이번에는 Taylor expansion의 2차항까지 고려해보자. 그러면 increment equation은 다음과 같을 것이다.

\( \Delta \mathbf{x}^* = \operatorname{argmin} \left( F(\mathbf{x}) + \mathbf{J}(\mathbf{x})^T \Delta \mathbf{x} + \cfrac{1}{2} \Delta \mathbf{x}^T \mathbf{H} \Delta \mathbf{x} \right) \)

우변은 \( \Delta \mathbf{x} \) term에 대한 0차, 1차, 2차항을 포함한다는 것을 알 수 있다.

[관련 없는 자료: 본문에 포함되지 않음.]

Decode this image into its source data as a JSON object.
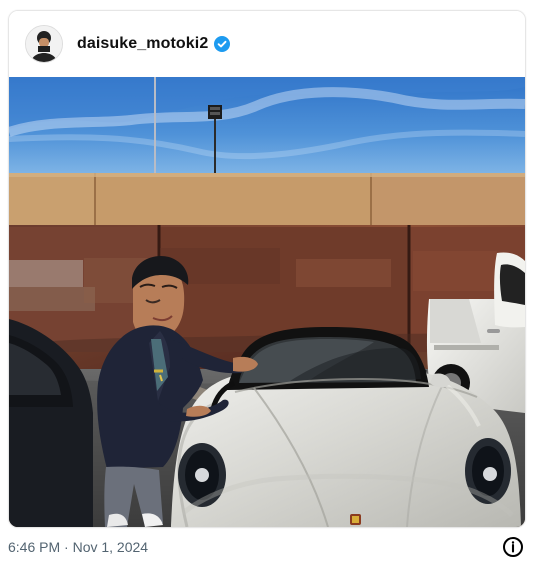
{
  "post": {
    "username": "daisuke_motoki2",
    "verified": true,
    "timestamp": "6:46 PM · Nov 1, 2024"
  },
  "icons": {
    "avatar": "profile-avatar",
    "verified": "verified-badge-icon",
    "info": "info-icon"
  },
  "colors": {
    "verified_blue": "#1d9bf0",
    "timestamp_gray": "#536471"
  }
}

\( \Delta \mathbf{x} \)의 도함수를 찾아 \(\boldsymbol{0}\)으로 만들게 되면 다음과 같은 과정을 거친다.

\( \mathbf{J} + \mathbf{H} \Delta \mathbf{x} = \boldsymbol{0} \Rightarrow \mathbf{H} \Delta \mathbf{x} = - \mathbf{J} \)

위와 같은 linear equation을 풀고 increment 값을 얻는 것을 Newton's method라 한다.

위 두 가지 방법들은 Taylor expansion을 사용하여 계산을 진행하므로 아주 직관적이며, 쉬워 보인다. 실제로 원래의 object function이 지역적으로(locally) 1차 혹은 2차 함수 형태라면 두 방법이 항상 유효하다.

하지만, 다음과 같은 단점을 갖고 있다.

Steepest descent method는 너무 greedy하고, 발산하기 쉬우며, 반복이 많이 필요하다.
Newton's method는 \( \mathbf{H} \)를 계산해야 하는데, 목적함수가 복잡해지면 시간이 너무 오래걸린다.
- 이로 인해 보통 \( \mathbf{H} \)를 계산하는 것은 피하는 경향이 있다. 이에 따라 quasi-Newton method 등의 방법이 고안되기도 했다.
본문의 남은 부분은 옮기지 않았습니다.